International Council of Museums [ICOM] Australia awarded Indonesian institutions for their contributions in strengthening the international relations between countries. (JG Photo/Linda Martina)

Museum Award Paints Promising Picture for Indonesian Modern Art


AUGUST 30, 2015

Jakarta. The history of Indonesian fine arts starts long before the country's birth. Modern Indonesian paintings began with the brushstrokes of Raden Saleh (1811-80) and continued to develop in to the early 20th century as a means to portray the condition of Indonesia during the age of struggle and post independence.

The most well-known names of the era are S. Sudjojono, Affandi and Hendra Gunawan. Their works, together with 16 other artists from the era and another seven contemporary artists, were last September featured in an exhibition produced by the National Gallery of Indonesia at the National Portrait Gallery in Canberra, Australia.

Curated by Asikin Hasan, the exhibition received favorable responses and received an award from Australia's International Council of Museums (ICOM). The ICOM Australia Award is given to institutions for their contributions to strengthening relations between countries.

The award was delivered by Paul Grigson, Australian ambassador to Indonesia, to the director general for culture at Indonesia's Ministry of Education and Culture, Kacung Marijan, at the Permanent Exhibition Space of the National Gallery of Indonesia on Aug 24. Tubagus Andre Sukmana, the head of the National Gallery of Indonesia, was also on hand to receive the award.

“These are the first collections from the National Gallery of Indonesia exhibited in Australia and it offers a rare chance for art lovers to observe the wealth of talents and portraiture of Indonesia,” said Ambassador Grigson.

The award is a token of appreciation for the beginning of continued collaborative projects between the National Gallery of Indonesia and the National Portrait Gallery. One of them comes in the form of a capacity building workshop set to be held in 2016.

The exhibition itself was considered as a valuable experience by the curator: “Probably the most important thing from the exhibition [in Australia] is how we can learn of how to cooperate with overseas institutions in creating an exhibition with Indonesia as its contents,” Hasan said.

The exhibition took on the ambitious, but accurate, theme of "Masters of Modern Indonesian Portraiture" exploring the representations of self-image through facial expressions and depiction. Conceptually, the works tied together to provide direction in the vast, deep process of self-understanding and exploration.

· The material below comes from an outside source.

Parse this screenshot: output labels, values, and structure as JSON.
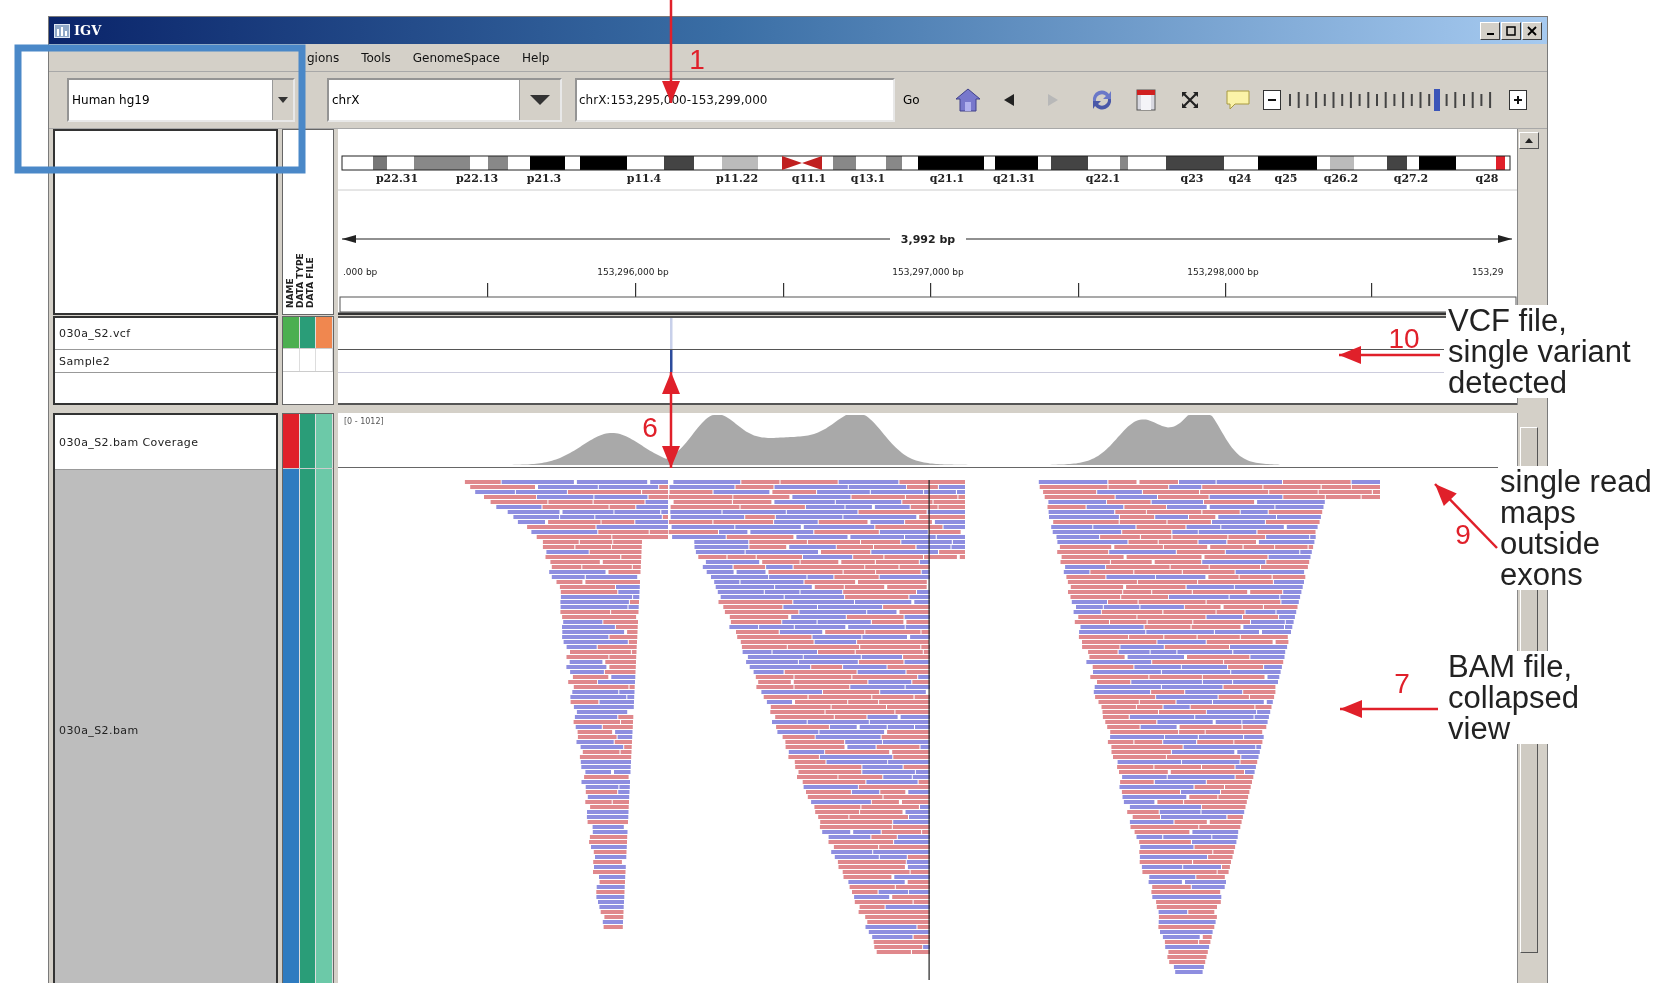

The images painted on canvases, either self-portrait or of a chosen model, are the artists’ ways of showing the condition and situation of the era in which they were produced. For the curator, the things seen and understood through this subjective perspective of understanding will eventually illustrate the whole portrayal of Indonesian society and diverse cultures.

“Sudjojono is important because he is one of the most talked about in the history of Indonesian fine arts. He had a grandiloquent statement of rejecting the mooi indie,” said Hasan. Mooi Indie is the style of Indonesian artists which illustrates beautiful landscapes in natural styles. Basuki Abdullah is one of the most famous Indonesian artists to express his work in this style and has his work included in the exhibition in Australia.

“Sudjojono rejected such style because the paintings are supposed to illustrate or to take side on the social reality. Indonesia was in the midst of warfare with the colonial power. There was also poverty and suffering due the colonialism that should be drawn in his canvases,” explained Hasan.

“The art of painting for Sudjojono needs to take the side of humanity; to struggle against colonialism. Therefore, he called the paintings 'Jiwa Tampak' ['Visible Soul'].”

Close proximity between Australia and Indonesia has not resulted in many Australian art lovers familiarizing themselves with contemporary Indonesian artists and their works, particularly through in the period of the 1930s to the 1980s.

“[Australians] were usually surprised to see how our artists made their works in the early twentieth century. Before the exhibition, they did not know that Indonesian artists were already familiar with modern fine arts even before the nation’s independence.”

Organizers hope the success of the exhibition in Australia will be repeated, as the National Gallery of Indonesia eyes further international exhibitions.

“Later this year, we’ll be one of the hosts at the Frankfurt Bookfair. There will be a fine arts exhibition, an architecture exhibition and a photography exhibition,” Hasan said.